Suzuki's other must-haves: hand cream, lip balm and eye drops.

Pittsburgh manager Jim Tracy and Arizona skipper Bob Melvin are particular about their pens for writing the lineup card, and Melvin also must have a good supply of hard candies.

"I don't chew, I don't seeds, I don't gum. I have hard candy," Melvin said. "I have particular candies that are working at the time, and the number of pieces of candy that I bring out to the dugout. ... I eat a piece in the first inning for rally purposes."

Dodgers manager Grady Little isn't superstitious.

But he has accumulated about 20 extra belts over the years, typically forgetting to pack either a brown or black one depending on which color he wore out the door.

"You can solve that easy: Just don't wear a belt," Little said with a grin. "Wear shirts you don't have to tuck in."

Pirates first baseman Sean Casey counts on having his contact lenses.

"If I don't have them, I can't see or play," he said. "And my cell phone charger. I always put it out. If I forget that, I can't call my wife, and there's mayhem."

Cincinnati's Eddie Guardado always packs pictures of his three children to hang in his locker.

"I'll forget my glove, my undershirts, my jock, but I will never forget that," he said.

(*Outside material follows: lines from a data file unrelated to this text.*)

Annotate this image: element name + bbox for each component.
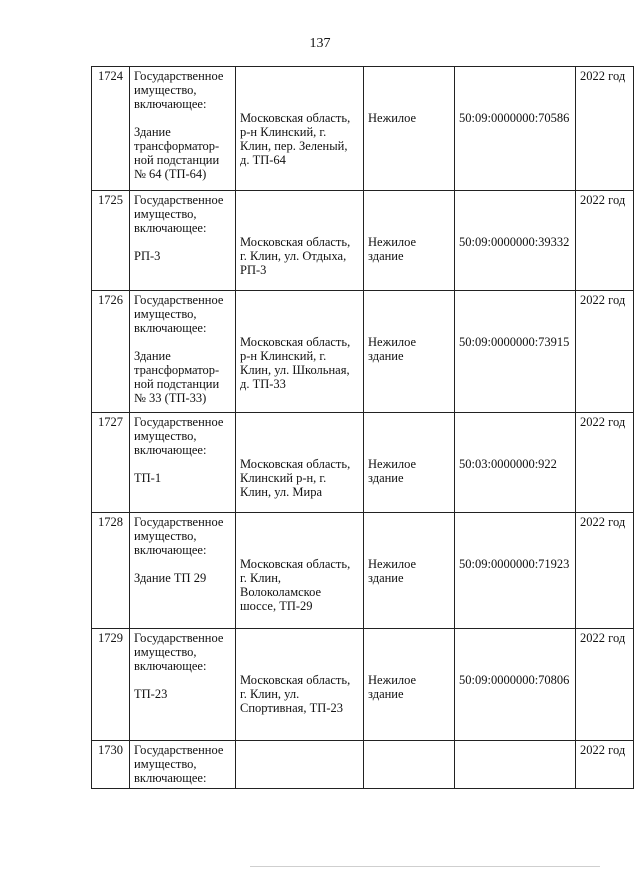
year-value: 2022 год bbox=[580, 69, 626, 83]
type-cell bbox=[364, 513, 455, 629]
year-cell bbox=[576, 513, 634, 629]
cadastral-number: 50:09:0000000:39332 bbox=[459, 235, 570, 249]
cadastral-number: 50:09:0000000:73915 bbox=[459, 335, 570, 349]
address-cell bbox=[236, 191, 364, 291]
group-header: Государственное имущество, включающее: bbox=[134, 293, 224, 335]
table-row bbox=[92, 67, 634, 191]
year-cell bbox=[576, 629, 634, 741]
type-cell bbox=[364, 191, 455, 291]
object-name-cell bbox=[130, 291, 236, 413]
row-number: 1726 bbox=[92, 291, 130, 413]
object-name: РП-3 bbox=[134, 249, 161, 263]
year-cell bbox=[576, 67, 634, 191]
year-cell bbox=[576, 413, 634, 513]
group-header: Государственное имущество, включающее: bbox=[134, 743, 224, 785]
cadastral-number: 50:09:0000000:70586 bbox=[459, 111, 570, 125]
table-row bbox=[92, 741, 634, 789]
cadastral-cell bbox=[455, 629, 576, 741]
table-body bbox=[92, 67, 634, 789]
address-cell bbox=[236, 513, 364, 629]
object-type: Нежилое bbox=[368, 111, 417, 125]
object-name: Здание трансформатор-ной подстанции № 64 (ТП-64) bbox=[134, 125, 220, 181]
group-header: Государственное имущество, включающее: bbox=[134, 415, 224, 457]
address-cell bbox=[236, 629, 364, 741]
row-number: 1724 bbox=[92, 67, 130, 191]
year-value: 2022 год bbox=[580, 193, 626, 207]
object-address: Московская область, Клинский р-н, г. Клин, ул. Мира bbox=[240, 457, 351, 499]
year-cell bbox=[576, 291, 634, 413]
group-header: Государственное имущество, включающее: bbox=[134, 515, 224, 557]
address-cell bbox=[236, 741, 364, 789]
object-name-cell bbox=[130, 191, 236, 291]
object-name-cell bbox=[130, 513, 236, 629]
page-number: 137 bbox=[309, 36, 331, 51]
cadastral-cell bbox=[455, 741, 576, 789]
type-cell bbox=[364, 291, 455, 413]
object-name: Здание ТП 29 bbox=[134, 571, 207, 585]
cadastral-cell bbox=[455, 413, 576, 513]
object-type: Нежилое здание bbox=[368, 673, 417, 701]
row-number: 1725 bbox=[92, 191, 130, 291]
object-address: Московская область, р-н Клинский, г. Клин, ул. Школьная, д. ТП-33 bbox=[240, 335, 351, 391]
cadastral-cell bbox=[455, 67, 576, 191]
object-type: Нежилое здание bbox=[368, 557, 417, 585]
property-registry-table bbox=[91, 66, 634, 789]
table-row bbox=[92, 413, 634, 513]
row-number: 1727 bbox=[92, 413, 130, 513]
object-name-cell bbox=[130, 741, 236, 789]
object-type: Нежилое здание bbox=[368, 335, 417, 363]
table-row bbox=[92, 629, 634, 741]
row-number: 1730 bbox=[92, 741, 130, 789]
group-header: Государственное имущество, включающее: bbox=[134, 69, 224, 111]
object-address: Московская область, г. Клин, ул. Отдыха, РП-3 bbox=[240, 235, 351, 277]
address-cell bbox=[236, 67, 364, 191]
object-type: Нежилое здание bbox=[368, 235, 417, 263]
object-name-cell bbox=[130, 413, 236, 513]
table-row bbox=[92, 291, 634, 413]
type-cell bbox=[364, 741, 455, 789]
cadastral-number: 50:03:0000000:922 bbox=[459, 457, 557, 471]
address-cell bbox=[236, 413, 364, 513]
year-cell bbox=[576, 191, 634, 291]
cadastral-cell bbox=[455, 191, 576, 291]
year-value: 2022 год bbox=[580, 293, 626, 307]
object-type: Нежилое здание bbox=[368, 457, 417, 485]
year-cell bbox=[576, 741, 634, 789]
object-name: ТП-23 bbox=[134, 687, 168, 701]
scan-edge-line bbox=[250, 866, 600, 867]
cadastral-cell bbox=[455, 291, 576, 413]
year-value: 2022 год bbox=[580, 415, 626, 429]
object-name-cell bbox=[130, 629, 236, 741]
cadastral-cell bbox=[455, 513, 576, 629]
row-number: 1728 bbox=[92, 513, 130, 629]
object-address: Московская область, р-н Клинский, г. Клин, пер. Зеленый, д. ТП-64 bbox=[240, 111, 351, 167]
table-row bbox=[92, 513, 634, 629]
year-value: 2022 год bbox=[580, 515, 626, 529]
group-header: Государственное имущество, включающее: bbox=[134, 631, 224, 673]
table-row bbox=[92, 191, 634, 291]
object-address: Московская область, г. Клин, Волоколамское шоссе, ТП-29 bbox=[240, 557, 351, 613]
cadastral-number: 50:09:0000000:70806 bbox=[459, 673, 570, 687]
object-address: Московская область, г. Клин, ул. Спортивная, ТП-23 bbox=[240, 673, 351, 715]
row-number: 1729 bbox=[92, 629, 130, 741]
type-cell bbox=[364, 413, 455, 513]
object-name: Здание трансформатор-ной подстанции № 33 (ТП-33) bbox=[134, 349, 220, 405]
object-name-cell bbox=[130, 67, 236, 191]
type-cell bbox=[364, 67, 455, 191]
address-cell bbox=[236, 291, 364, 413]
year-value: 2022 год bbox=[580, 631, 626, 645]
type-cell bbox=[364, 629, 455, 741]
cadastral-number: 50:09:0000000:71923 bbox=[459, 557, 570, 571]
group-header: Государственное имущество, включающее: bbox=[134, 193, 224, 235]
object-name: ТП-1 bbox=[134, 471, 162, 485]
year-value: 2022 год bbox=[580, 743, 626, 757]
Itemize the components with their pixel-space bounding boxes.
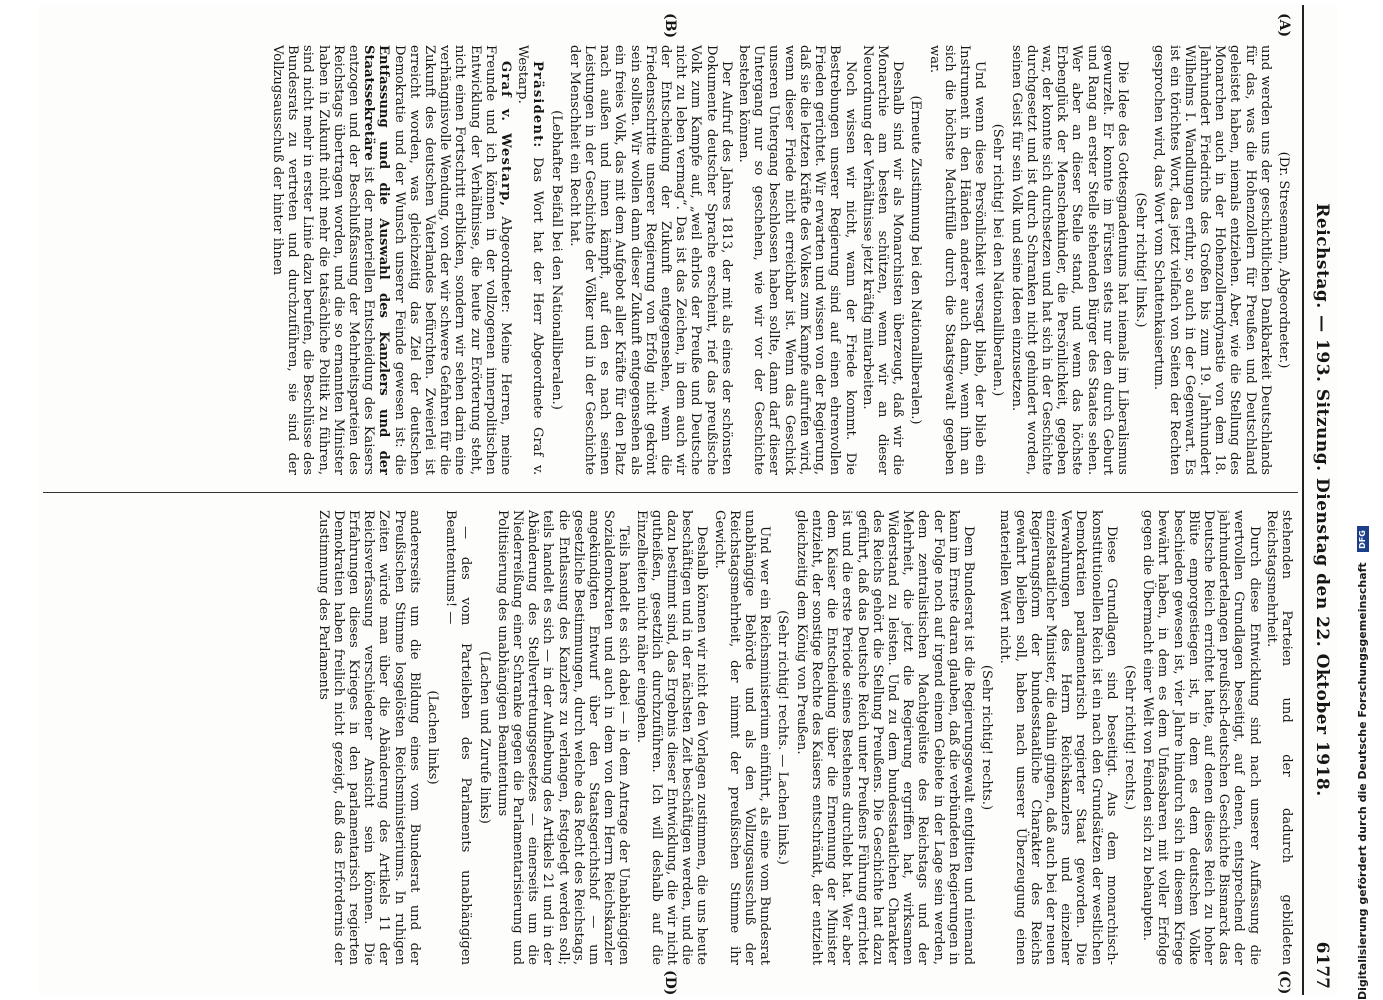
interjection: (Sehr richtig! rechts. — Lachen links.) (775, 610, 791, 865)
interjection: (Sehr richtig! rechts.) (979, 664, 995, 811)
president-label: Präsident: (530, 61, 546, 149)
paragraph: Der Aufruf des Jahres 1813, der mit als eines der schönsten Dokumente deutscher Sprache erscheint, rief das preußische Volk zum Kampfe auf, „weil ehrlos der Preuße und Deutsche nicht zu leben vermag“. Das ist das Zeichen, in dem auch wir der Entscheidung der Zukunft entgegensehen, wenn die Friedensschritte unserer Regierung von Erfolg nicht gekrönt sein sollten. Wir wollen dann dieser Zukunft entgegensehen als ein freies Volk, das mit dem Aufgebot aller Kräfte für den Platz nach außen und innen kämpft, auf den es nach seinen Leistungen in der Geschichte der Völker und in der Geschichte der Menschheit ein Recht hat. (566, 45, 734, 475)
speech-emphasis: Entfassung und die Auswahl des Kanzlers und der Staatssekretäre (361, 45, 392, 475)
margin-marker-c: (C) (1276, 970, 1292, 995)
interjection: (Erneute Zustimmung bei den Nationalliberalen.) (908, 95, 924, 425)
president-statement (515, 45, 545, 475)
column-divider (43, 492, 1298, 493)
credit-text: Digitalisierung gefördert durch die Deutsche Forschungsgemeinschaft (1356, 562, 1369, 1000)
interjection: (Lachen und Zurufe links) (476, 651, 492, 824)
paragraph: — des vom Parteileben des Parlaments unabhängigen Beamtentums! — (443, 510, 474, 965)
paragraph: Und wer ein Reichsministerium einführt, als eine vom Bundesrat unabhängige Behörde und als den Vollzugsausschuß der Reichstagsmehrheit, der nimmt der preußischen Stimme ihr Gewicht. (711, 510, 773, 965)
page-header (1302, 5, 1338, 995)
scanned-page (38, 5, 1338, 995)
page-number: 6177 (1312, 941, 1332, 989)
paragraph: Dem Bundesrat ist die Regierungsgewalt entglitten und niemand kann im Ernste daran glauben, daß die verbündeten Regierungen in der Folge noch auf irgend einem Gebiete in der Lage sein werden, dem zentralistischen Machtgelüste des Reichstags und der Mehrheit, die jetzt die Regierung ergriffen hat, wirksamen Widerstand zu leisten. Und zu dem bundesstaatlichen Charakter des Reichs gehört die Stellung Preußens. Die Geschichte hat dazu geführt, daß das Deutsche Reich unter Preußens Führung errichtet ist und die erste Periode seines Bestehens durchlebt hat. Wer aber dem Kaiser die Entscheidung über die Ernennung der Minister entzieht, der sonstige Rechte des Kaisers entschränkt, der entzieht gleichzeitig dem König von Preußen. (793, 510, 976, 965)
paragraph: Die Idee des Gottesgnadentums hat niemals im Liberalismus gewurzelt. Er konnte im Fürsten stets nur den durch Geburt und Rang an erster Stelle stehenden Bürger des Staates sehen. Wer aber an dieser Stelle stand, und wenn das höchste Erbenglück der Menschenkinder, die Persönlichkeit, gegeben war, der konnte sich durchsetzen und hat sich in der Geschichte durchgesetzt und ist durch Schranken nicht gehindert worden, seinen Geist für sein Volk und seine Ideen einzusetzen. (1008, 45, 1130, 475)
speech-text: Abgeordneter: Meine Herren, meine Freunde und ich können in der vollzogenen innerpolitischen Entwicklung der Verhältnisse, die heute zur Erörterung steht, nicht einen Fortschritt erblicken, sondern wir sehen darin eine verhängnisvolle Wendung, von der wir schwere Gefahren für die Zukunft des deutschen Vaterlandes befürchten. Zweierlei ist erreicht worden, was gleichzeitig das Ziel der deutschen Demokratie und der Wunsch unserer Feinde gewesen ist: die (391, 45, 514, 475)
left-column (44, 45, 1294, 475)
paragraph: und werden uns der geschichtlichen Dankbarkeit Deutschlands für das, was die Hohenzollern für Preußen und Deutschland geleistet haben, niemals entziehen. Aber, wie die Stellung des Monarchen auch in der Hohenzollerndynastie von dem 18. Jahrhundert Friedrichs des Großen bis zum 19. Jahrhundert Wilhelms I. Wandlungen erfuhr, so auch in der Gegenwart. Es ist ein törichtes Wort, das jetzt vielfach von Seiten der Rechten gesprochen wird, das Wort vom Schattenkaisertum. (1151, 45, 1273, 475)
interjection: (Sehr richtig! links.) (1133, 192, 1149, 328)
margin-marker-a: (A) (1276, 13, 1292, 38)
paragraph: stehenden Parteien und der dadurch gebildeten Reichstagsmehrheit. (1263, 510, 1294, 965)
paragraph: Und wenn diese Persönlichkeit versagt blieb, der blieb ein Instrument in den Händen anderer auch dann, wenn ihm an sich die höchste Machtfülle durch die Staatsgewalt gegeben war. (926, 45, 988, 475)
interjection: (Sehr richtig! rechts.) (1121, 664, 1137, 811)
paragraph: Teils handelt es sich dabei — in dem Antrage der Unabhängigen Sozialdemokraten und auch in dem von dem Herrn Reichskanzler angekündigten Entwurf über den Staatsgerichtshof — um gesetzliche Bestimmungen, durch welche das Recht des Reichstags, die Entlassung des Kanzlers zu verlangen, festgelegt werden soll; teils handelt es sich — in der Aufhebung des Artikels 21 und in der Abänderung des Stellvertretungsgesetzes — einerseits um die Niederreißung einer Schranke gegen die Parlamentarisierung und Politisierung des unabhängigen Beamtentums (494, 510, 632, 965)
dfg-logo-icon: DFG (1357, 526, 1369, 552)
speech-text-continued: ist der materiellen Entscheidung des Kaisers entzogen und der Beschlußfassung der Mehrheitsparteien des Reichstags übertragen worden, und die so ernannten Minister haben in Zukunft nicht mehr die tatsächliche Politik zu führen, sind nicht mehr in erster Linie dazu berufen, die Beschlüsse des Bundesrats zu vertreten und durchzuführen, sie sind der Vollzugsausschuß der hinter ihnen (270, 45, 377, 475)
paragraph: Deshalb können wir nicht den Vorlagen zustimmen, die uns heute beschäftigen und in der nächsten Zeit beschäftigen werden, und die dazu bestimmt sind, das Ergebnis dieser Entwicklung, die wir nicht gutheißen, gesetzlich durchzuführen. Ich will deshalb auf die Einzelheiten nicht näher eingehen. (633, 510, 710, 965)
margin-marker-d: (D) (662, 970, 678, 996)
speech-westarp (270, 45, 513, 475)
interjection: (Sehr richtig! bei den Nationalliberalen.) (990, 123, 1006, 397)
paragraph: Durch diese Entwicklung sind nach unserer Auffassung die wertvollen Grundlagen beseitigt, auf denen, entsprechend der jahrhundertelangen preußisch-deutschen Geschichte Bismarck das Deutsche Reich errichtet hatte, auf denen dieses Reich zu hoher Blüte emporgestiegen ist, in dem es dem deutschen Volke beschieden gewesen ist, vier Jahre hindurch sich in diesem Kriege bewährt haben, in dem es dem Unfassbaren mit voller Erfolge gegen die Übermacht einer Welt von Feinden sich zu behaupten. (1140, 510, 1262, 965)
paragraph: andererseits um die Bildung eines vom Bundesrat und der Preußischen Stimme losgelösten Reichsministeriums. In ruhigen Zeiten würde man über die Abänderung des Artikels 11 der Reichsverfassung verschiedener Ansicht sein können. Die Erfahrungen dieses Krieges in den parlamentarisch regierten Demokratien haben freilich nicht gezeigt, daß das Erfordernis der Zustimmung des Parlaments (315, 510, 422, 965)
margin-marker-b: (B) (662, 13, 678, 39)
paragraph: Diese Grundlagen sind beseitigt. Aus dem monarchisch-konstitutionellen Reich ist ein nach den Grundsätzen der westlichen Demokratien parlamentarisch regierter Staat geworden. Die Verwahrungen des Herrn Reichskanzlers und einzelner einzelstaatlicher Minister, die dahin gingen, daß auch bei der neuen Regierungsform der bundesstaatliche Charakter des Reichs gewahrt bleiben soll, haben nach unserer Überzeugung einen materiellen Wert nicht. (997, 510, 1119, 965)
paragraph: Deshalb sind wir als Monarchisten überzeugt, daß wir die Monarchie am besten schützen, wenn wir an dieser Neuordnung der Verhältnisse jetzt kräftig mitarbeiten. (859, 45, 906, 475)
right-column (44, 510, 1294, 965)
speaker-header: (Dr. Stresemann, Abgeordneter.) (1276, 151, 1291, 369)
interjection: (Lachen links) (425, 690, 441, 785)
paragraph: Noch wissen wir nicht, wann der Friede kommt. Die Bestrebungen unserer Regierung sind auf einen ehrenvollen Frieden gerichtet. Wir erwarten und wissen von der Regierung, daß sie die letzten Kräfte des Volkes zum Kampfe aufrufen wird, wenn dieser Friede nicht erreichbar ist. Wenn das Geschick unseren Untergang beschlossen haben sollte, dann darf dieser Untergang nur so geschehen, wie wir vor der Geschichte bestehen können. (736, 45, 858, 475)
page-title: Reichstag. — 193. Sitzung. Dienstag den 22. Oktober 1918. (1312, 203, 1332, 797)
speaker-name: Graf v. Westarp, (498, 61, 514, 208)
president-text: Das Wort hat der Herr Abgeordnete Graf v. Westarp. (515, 45, 546, 475)
digitization-credit (1356, 0, 1369, 1000)
interjection: (Lebhafter Beifall bei den Nationalliberalen.) (548, 110, 564, 410)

For A's manager Ken Macha, it's a canister of good coffee he can make in the hotel -- and his bedtime T-shirt that reads "Life is good."

Sometimes, clubhouse employees help pack bags on getaway day, but for the most part it's up to the players.

"There's a misperception," Marlins reliever Matt Herges said. "Everybody thinks everybody does everything for you. ... But playing in the major leagues is not reality."

For 20 years, Giants manager Felipe Alou has packed green tea for the road. Comfortable walking shoes are another must, considering he spends his time before games searching for the best bottles of wine he can find.

Some days, the 71-year-old Alou drinks up to five cups of green tea, which he sweetens with honey or brown sugar.

"Never cream," he said. "I love tea more than wine. Wine you can only have after the game."

When Alou played for the Giants almost five decades ago, most players carried a small bag for a one-city trip to Los Angeles -- yet he always brought a bigger one to pick up gifts for family and friends back home in the Dominican Republic. Once, somebody had a little fun and gave him a surprise.

"They packed me the L.A. phone book," Alou said. "I knew the suitcase was kind of heavy. When I opened it, the phone book was inside. I know it wasn't my roomie, Jose Pagan. He wouldn't do that to me."